„Gdy chciałem zerwać z Gośką, groziła samobójstwem. Mówiła że skoczy przez okno albo podetnie sobie żyły”

mężczyzna załamany myślami samobójczymi partnerki fot. Adobe Stock
„Gdy tylko ściągałem jej walizki z pawlacza, krzyczała, że mnie kocha i nigdzie nie pójdzie. A jeśli ją do tego zmuszę, to skoczy z dziesiątego piętra albo podetnie sobie żyły. Nie chciałem mieć jej na sumieniu, ale byłem coraz bardziej nieszczęśliwy.”
/ 26.04.2021 14:43
mężczyzna załamany myślami samobójczymi partnerki fot. Adobe Stock

Wydawało mi się, że Gośka jest miłością mojego życia.

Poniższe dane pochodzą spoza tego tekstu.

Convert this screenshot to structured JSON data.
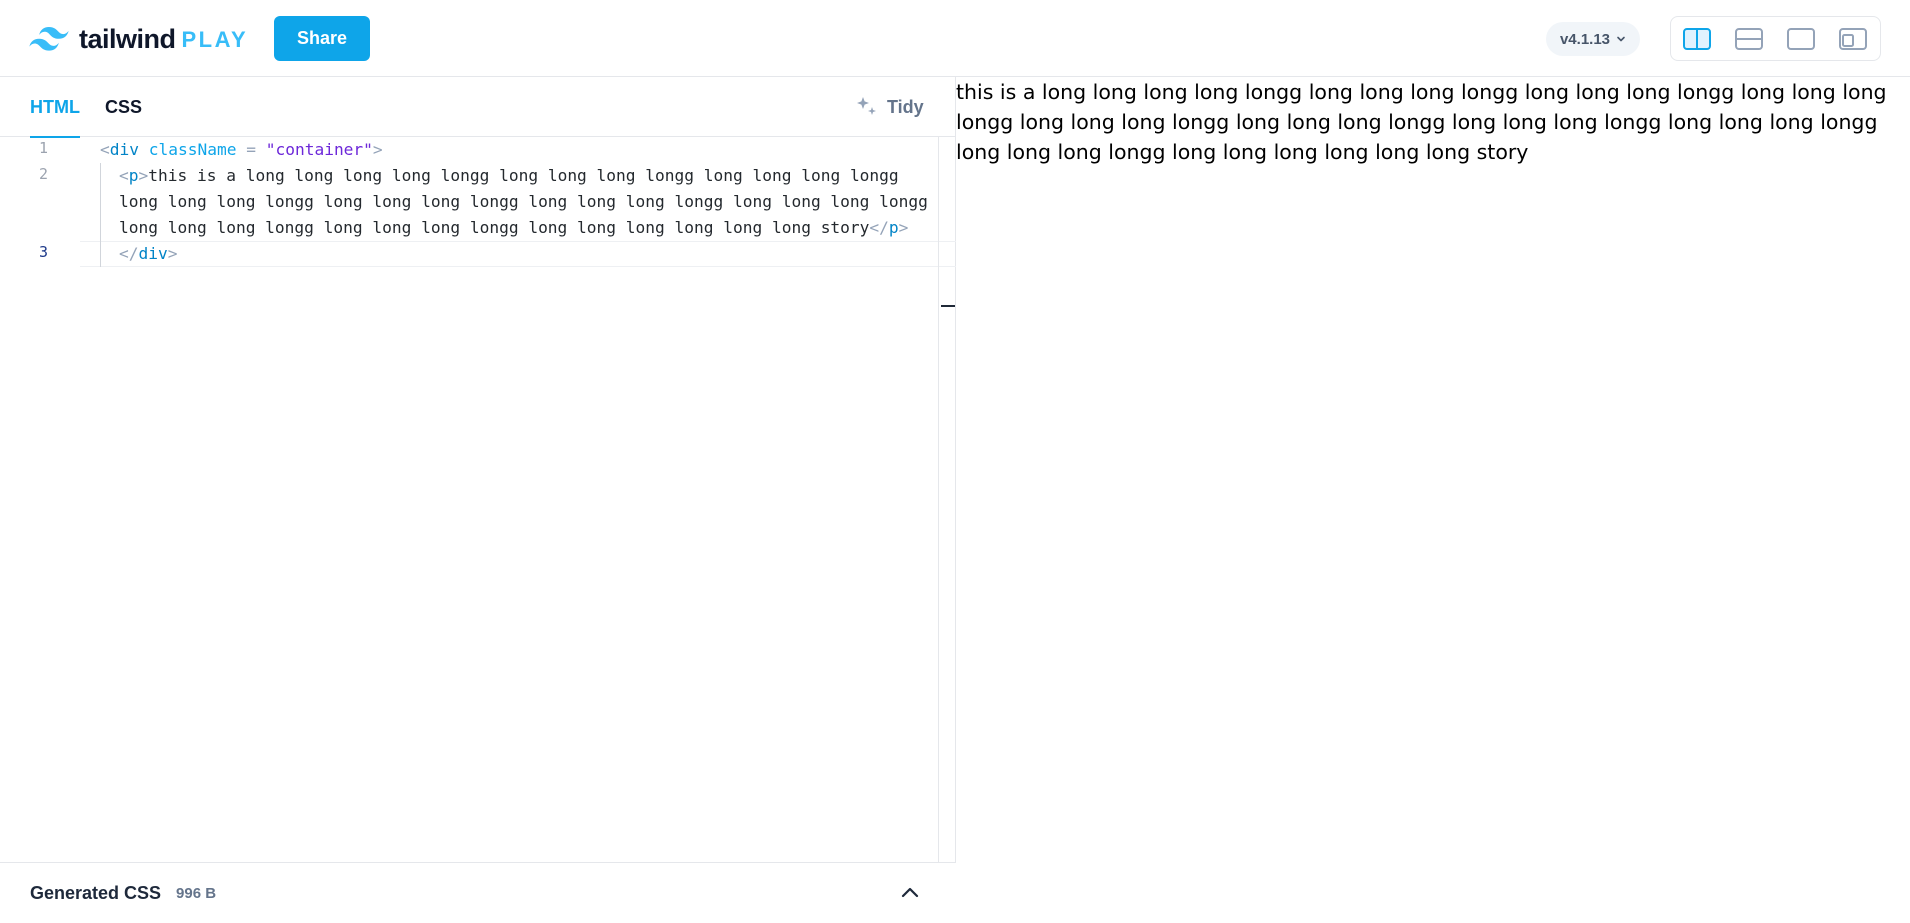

Miła, opiekuńcza, czuła, cicha. Idealna partnerka dla takiego faceta jak ja. Byłem nią tak zachwycony, że po roku znajomości zaproponowałem, żebyśmy razem zamieszkali w mojej kawalerce. I wtedy czar prysł. Okazało się, że moja ukochana nie jest wcale tak idealna, jak myślałem. Z pełnej wewnętrznego ciepła dziewczyny bardzo szybko zamieniła się w zrzędliwą babę.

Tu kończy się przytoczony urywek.